The badge on the front grille has moved, downwards, by a few millimetres. As a result, the front edge of the bonnet is now a smooth line without a little curve where the badge used to cut in. The central beams in the front headlights are now half circles instead of full ones. Then at the rear of the car, the tail lights have been modestly revised.
By now you’re probably thinking: ‘so what?’ Yes, externally very little has changed. But where much more work has gone into this latest Mazda 3 is inside, upgrading the cabin and the way the car drives.
There wasn’t much wrong with the interior of the pre-update Mazda 3, but you do notice the improvements in this new one. A design overhaul and lots of little improvements to the trim and fitments add up to a more club class ambiance. Better-quality fabrics are used, the old-fashioned mechanical lever handbrake has been upgraded to a neater, space-saving electronic one. The door bins are bigger, the steering wheel is now leather-clad, the front seats have a heating option.
Unseen, but an important upgrade, is the addition of a lot more noise-suppressing materials inside the roof space, door panels and dashboard, making the cabin more hushed and insulated against engine, wind and tyre noise permeating the interior.

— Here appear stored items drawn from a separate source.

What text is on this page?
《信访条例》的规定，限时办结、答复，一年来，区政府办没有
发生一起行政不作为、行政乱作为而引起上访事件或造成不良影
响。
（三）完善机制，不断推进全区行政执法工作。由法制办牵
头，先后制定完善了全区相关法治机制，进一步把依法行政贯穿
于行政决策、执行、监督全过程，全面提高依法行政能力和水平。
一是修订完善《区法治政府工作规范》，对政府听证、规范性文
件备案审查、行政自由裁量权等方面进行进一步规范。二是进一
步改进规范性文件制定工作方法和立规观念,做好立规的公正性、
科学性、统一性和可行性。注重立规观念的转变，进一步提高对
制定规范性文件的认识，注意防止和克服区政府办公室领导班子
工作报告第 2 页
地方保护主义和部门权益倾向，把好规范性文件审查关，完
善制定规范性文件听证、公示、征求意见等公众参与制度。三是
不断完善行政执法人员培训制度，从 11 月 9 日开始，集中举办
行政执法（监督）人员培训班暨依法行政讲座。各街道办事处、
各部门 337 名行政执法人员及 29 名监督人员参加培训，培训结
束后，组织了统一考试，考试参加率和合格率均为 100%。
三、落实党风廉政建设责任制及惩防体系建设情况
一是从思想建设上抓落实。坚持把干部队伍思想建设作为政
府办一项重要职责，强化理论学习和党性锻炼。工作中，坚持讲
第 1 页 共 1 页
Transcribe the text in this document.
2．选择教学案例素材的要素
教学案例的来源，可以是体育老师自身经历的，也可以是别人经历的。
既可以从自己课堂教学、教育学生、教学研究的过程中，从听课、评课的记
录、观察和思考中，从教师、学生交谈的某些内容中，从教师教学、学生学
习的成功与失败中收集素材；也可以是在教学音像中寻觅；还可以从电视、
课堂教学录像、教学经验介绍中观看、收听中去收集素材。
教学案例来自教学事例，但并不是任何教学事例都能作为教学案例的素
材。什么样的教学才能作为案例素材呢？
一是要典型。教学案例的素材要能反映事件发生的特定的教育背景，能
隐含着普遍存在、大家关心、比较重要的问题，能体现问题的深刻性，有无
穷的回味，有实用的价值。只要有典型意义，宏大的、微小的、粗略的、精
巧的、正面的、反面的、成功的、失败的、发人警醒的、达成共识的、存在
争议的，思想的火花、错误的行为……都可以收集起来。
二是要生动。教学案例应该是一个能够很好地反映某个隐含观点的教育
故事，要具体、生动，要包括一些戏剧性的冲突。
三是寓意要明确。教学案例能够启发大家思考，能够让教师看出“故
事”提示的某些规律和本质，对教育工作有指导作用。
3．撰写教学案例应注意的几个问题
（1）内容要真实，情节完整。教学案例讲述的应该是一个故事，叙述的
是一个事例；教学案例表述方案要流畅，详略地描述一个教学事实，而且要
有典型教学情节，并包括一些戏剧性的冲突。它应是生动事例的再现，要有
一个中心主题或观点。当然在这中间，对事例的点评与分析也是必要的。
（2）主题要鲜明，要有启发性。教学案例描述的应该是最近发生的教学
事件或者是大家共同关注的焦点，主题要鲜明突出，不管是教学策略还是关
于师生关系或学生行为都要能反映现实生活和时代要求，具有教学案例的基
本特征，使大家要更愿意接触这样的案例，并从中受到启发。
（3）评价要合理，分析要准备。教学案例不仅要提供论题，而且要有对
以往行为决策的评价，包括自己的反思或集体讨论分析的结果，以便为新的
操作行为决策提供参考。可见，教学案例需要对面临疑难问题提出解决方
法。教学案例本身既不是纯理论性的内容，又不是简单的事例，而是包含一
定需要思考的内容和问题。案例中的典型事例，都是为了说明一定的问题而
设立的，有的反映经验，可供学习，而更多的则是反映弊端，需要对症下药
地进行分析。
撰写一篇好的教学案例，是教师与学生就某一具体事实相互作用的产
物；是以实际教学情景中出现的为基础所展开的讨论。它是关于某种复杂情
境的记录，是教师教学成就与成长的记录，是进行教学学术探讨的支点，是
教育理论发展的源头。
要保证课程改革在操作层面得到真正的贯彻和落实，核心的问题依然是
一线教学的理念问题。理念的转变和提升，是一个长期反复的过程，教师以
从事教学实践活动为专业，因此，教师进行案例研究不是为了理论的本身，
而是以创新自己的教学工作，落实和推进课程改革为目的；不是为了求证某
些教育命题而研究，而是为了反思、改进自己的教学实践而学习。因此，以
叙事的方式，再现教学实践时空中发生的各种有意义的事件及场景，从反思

Compared with the old car you do notice the difference, both in being able to hold a conversation with a passenger without any need to raise voices on a fast drive, and in a more hushed environment for listening to music on the stereo.
G-Vectoring, what’s that?
The Mazda 3 has always had pert handling that made it an enjoyable car to drive, and that continues with one very significant addition to its repertoire. It’s called G-vectoring. It’s a form of torque vectoring, which is a system that controls and varies power delivery to individual wheels as a means of sharpening cornering precision.
It works as a result of constant monitoring of the car’s speed, throttle position and steering inputs, to compute where fractional extra inputs or reductions of torque to either front wheel are needed. Mazda engineers have spent years developing the system, which was introduced first on the more upmarket Mazda 6, and has now been also been used to equip its smaller brother.
Does it work? Well the proof of the system is in the way the Mazda 3 now drives, with a handling poise that for a keen driver makes it one of the most rewarding cars of its size to drive.
There’s really very little to criticise in the way the car behaves, and much to like. It has good body composure, with minimal lean on the bends. It is grippy and surefooted on a fast country road. The gear change action is pleasant and the steering is nicely weighted and informative. Ride quality is generally pretty good, not unduly disturbed by surface undulations.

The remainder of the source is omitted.